Approximation of group explainers with coalition structure using Monte Carlo sampling on the product space of coalitions and features
This work addresses the computational bottleneck in explainable AI for practitioners, offering a faster and model-agnostic solution, though it is incremental as it builds on existing game-theoretic frameworks.
The paper tackles the high computational complexity of game-theoretic explainers for machine learning models by designing a Monte Carlo sampling algorithm that estimates these explainers with linear complexity relative to the background dataset size, achieving similar statistical accuracy to more complex methods.

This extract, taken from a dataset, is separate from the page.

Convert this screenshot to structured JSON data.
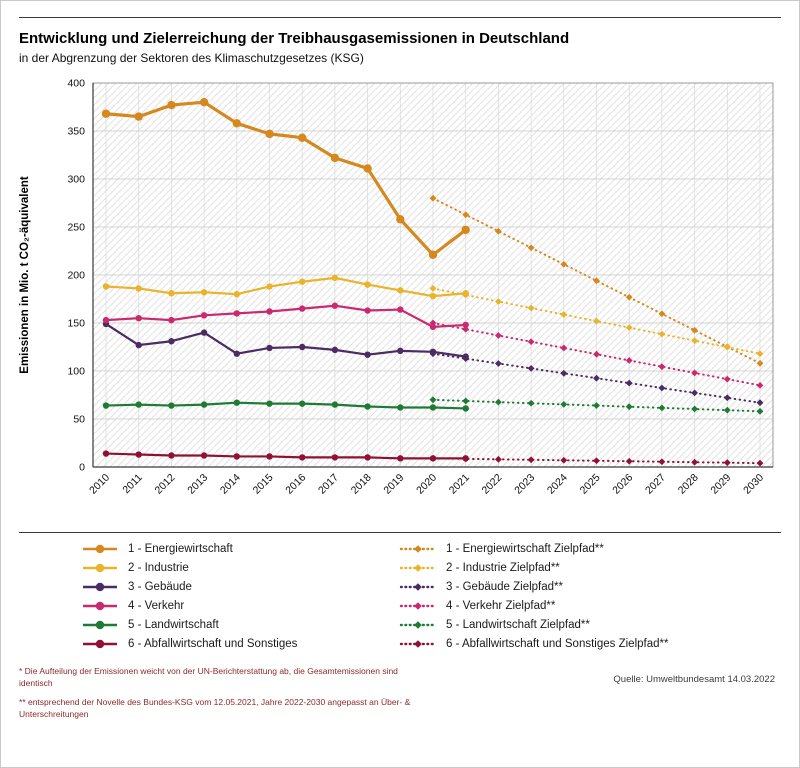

In recent years, many Machine Learning (ML) explanation techniques have been designed using ideas from cooperative game theory. These game-theoretic explainers suffer from high complexity, hindering their exact computation in practical settings. In our work, we focus on a wide class of linear game values, as well as coalitional values, for the marginal game based on a given ML model and predictor vector. By viewing these explainers as expectations over appropriate sample spaces, we design a novel Monte Carlo sampling algorithm that estimates them at a reduced complexity that depends linearly on the size of the background dataset. We set up a rigorous framework for the statistical analysis and obtain error bounds for our sampling methods. The advantage of this approach is that it is fast, easily implementable, and model-agnostic. Furthermore, it has similar statistical accuracy as other known estimation techniques that are more complex and model-specific. We provide rigorous proofs of statistical convergence, as well as numerical experiments whose results agree with our theoretical findings.